WN-Springpokal im Altkreis Lüdinghausen
Der Pott bleibt beim St. Hubertus

Senden -

Die Equipe des RV Ascheberg hat erneut den WN-Springpokal gewonnen. Zwar gewann der RV Lüdinghausen die letzte Wertungsrunde in Senden, doch der zweite Platz reichte den Aschebergern zum Gesamtsieg.

Sonntag, 07.07.2013, 19:07 Uhr

Der Lohn der Mühen: Alexa Burda, Mitarbeiterin der Westfälischen Nachrichten, überreicht den Pokal an den alten und neuen Sieger (v.l.): Birgit Baumhöver mit Piccobello, Anna Sophia Hölscher mit Germanica, Alexa Burda von den Westfälischen Nachrichten, Alina Siesmann mit Delfen und Pia Fränzer mit Sirius
Der Lohn der Mühen: Alexa Burda, Mitarbeiterin der Westfälischen Nachrichten, überreicht den Pokal an den alten und neuen Sieger (v.l.): Birgit Baumhöver mit Piccobello, Anna Sophia Hölscher mit Germanica, Alexa Burda von den Westfälischen Nachrichten, Alina Siesmann mit Delfen und Pia Fränzer mit Sirius Foto: chrb

„Das war Maßarbeit, würde ich sagen.“ Rundum zufrieden war Reiterin Birgit Baumhöver aus Ascheberg nach dem Mannschaftsspringen der A**-Klasse am Samstagnachmittag auf dem Sandplatz des RV Senden . Gemeinsam mit Anna Sophia Hölscher, Pia Fränzer und Alina Siesmann hatte Baumhöver den Pokal der Westfälischen Nachrichten soeben erfolgreich verteidigt.

Die Equipe aus Lüdinghausen musste sich mit Platz zwei der Gesamtwertung zufrieden geben. Die Steverstädterinnen Elena Beckensträter, Dorothe Kock , Laura Resing und Antonia Wendel hatten die letzte Runde in Senden gewonnen, doch auf dem zweiten Platz folgte gleich die Konkurrenz aus Ascheberg. Das war die Entscheidung: Zwischen die beiden Mannschaften hätten sich in der letzten Runde noch eine dritte schieben müssen, um dem RV Lüdinghausen den Pokal zu bescheren. So aber bleibt dieser beim RV St. Hubertus.

Der Druck lastete im Laufe der letzten Prüfung besonders auf den Schultern der Steverstädterinnen. Denn mit Elena Beckensträter und Comet leistete sich bereits das erste für Lüdinghausen eingerittene Paar 14 Strafpunkte. Nun durfte sich die Mannschaft keinen Fehlerritt mehr leisten. Als kurz darauf auch Pia Fränzer, die zweite Reiterin vom RV St.

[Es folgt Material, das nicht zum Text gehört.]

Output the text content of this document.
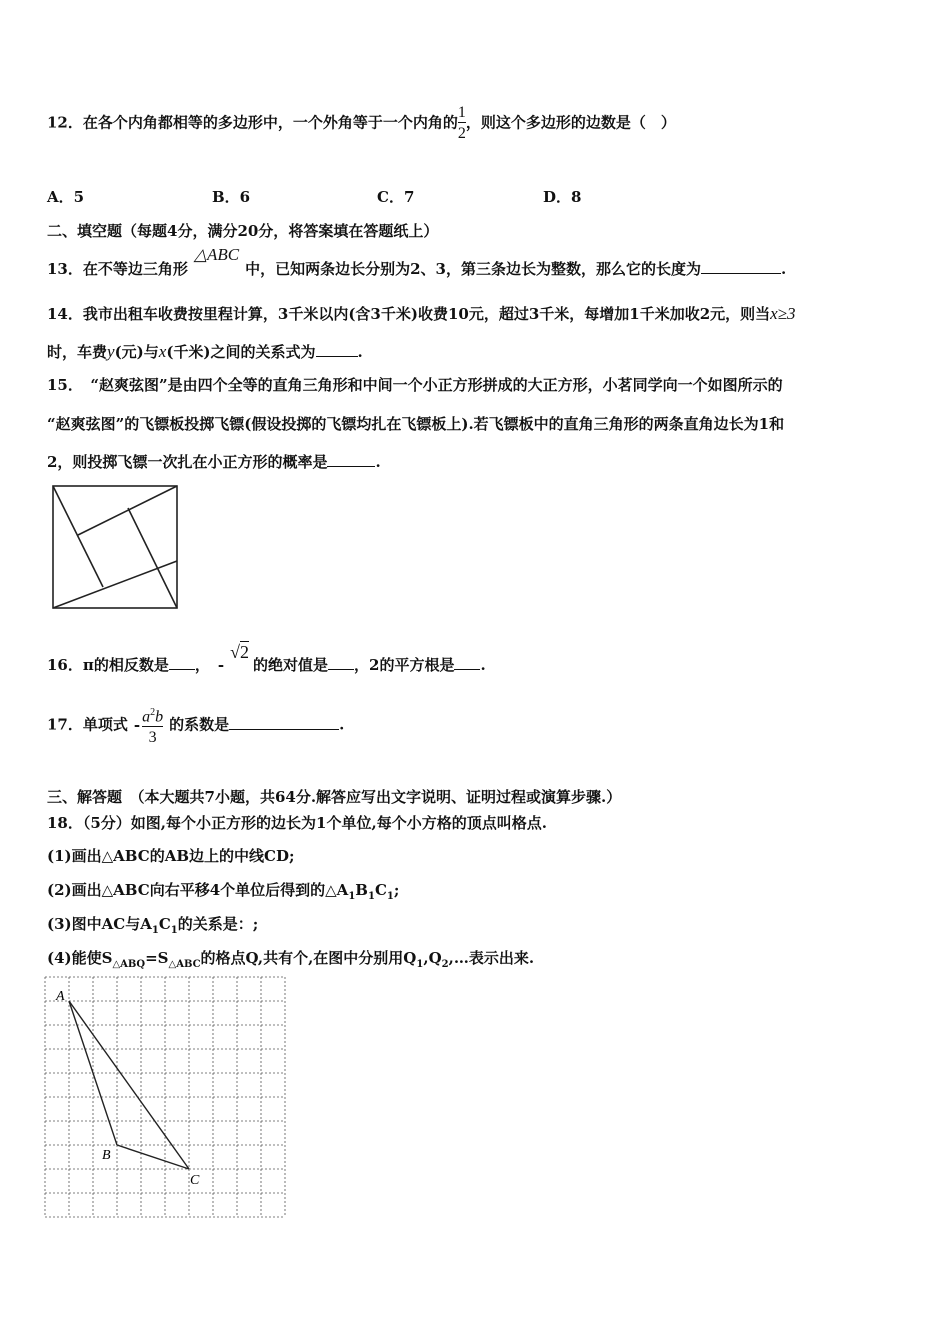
12．在各个内角都相等的多边形中，一个外角等于一个内角的 $\frac{1}{2}$ ，则这个多边形的边数是（　）
A．5	B．6	C．7	D．8
二、填空题（每题4分，满分20分，将答案填在答题纸上）
13．在不等边三角形△ABC中，已知两条边长分别为2、3，第三条边长为整数，那么它的长度为	.
14．我市出租车收费按里程计算，3千米以内(含3千米)收费10元，超过3千米，每增加1千米加收2元，则当x≥3
时，车费y(元)与x(千米)之间的关系式为	.
15．　“赵爽弦图”是由四个全等的直角三角形和中间一个小正方形拼成的大正方形，小茗同学向一个如图所示的
“赵爽弦图”的飞镖板投掷飞镖(假设投掷的飞镖均扎在飞镖板上).若飞镖板中的直角三角形的两条直角边长为1和
2，则投掷飞镖一次扎在小正方形的概率是	.
16．π的相反数是 ， -√2的绝对值是 ，2的平方根是 .
17．单项式 - $\frac{a^2b}{3}$ 的系数是	.
三、解答题　（本大题共7小题，共64分.解答应写出文字说明、证明过程或演算步骤.）
18．（5分）如图,每个小正方形的边长为1个单位,每个小方格的顶点叫格点.
(1)画出△ABC的AB边上的中线CD;
(2)画出△ABC向右平移4个单位后得到的$\triangle A_1B_1C_1$;
(3)图中AC与$A_1C_1$的关系是：;
(4)能使$S_{\triangle ABQ}=S_{\triangle ABC}$的格点Q,共有个,在图中分别用$Q_1,Q_2,\dots$表示出来.
A
B
C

Hubertus, nicht strafpunktfrei durch den Parcours kam, begann auch bei den Zuschauern aus Ascheberg das Bangen.

Das Daumendrücken der Anhänger beider Mannschaften war – zumindest teilweise – erfolgreich. Ohne weitere Abwürfe oder Zeitüberschreitungen kamen beide Equipen mit je drei fehlerfreien Ritten in die Wertung – wie auch die Mannschaft des RV Seppenrade. Deren Gesamtzeit lag jedoch mehr als acht Sekunden über derjenigen der Aschebergerinnen. Damit waren diese mindestens Zweite und daher alter und neuer Pokalsieger.

Viel hätte nicht gefehlt, und das Quartett des St. Hubertus hätte auch die letzte Mannschaftsrunde gewonnen. Nur knapp zwei Sekunden lag die Gesamtzeit der drei fehlerfreien Aschebergerinnen über der der Lüdinghauserinnen. Diese waren denn auch ganz zufrieden. „Alles gut“, kommentierte Dorothe Kock. „Wir haben ja noch einmal gewonnen.“ Besonders großen Anteil am Teilerfolg des RV Lüdinghausen hatten Antonia Wendel und ihre Schimmelstute Die Freude: Das Paar fegte in 46,57 Sekunden durch den Parcours – das war der Sieg in der Einzelwertung, Wendels erster. Uneingeschränkt freuen konnte sich die Steverstädterin jedoch nicht: „Wir hätten lieber den Pokal gewonnen.“

Vierte Mannschaft hinter dem RV Seppenrade wurde die Equipe des JBK Senden, deren Reiterinnen zwar alle Strafpunkte aufwiesen, insgesamt aber weit weniger als die des RV Herbern, die zwei Mal fehlerfrei geblieben waren. Der RV Werne und der RV Drensteinfurt waren in Senden nicht mehr an den Start gegangen.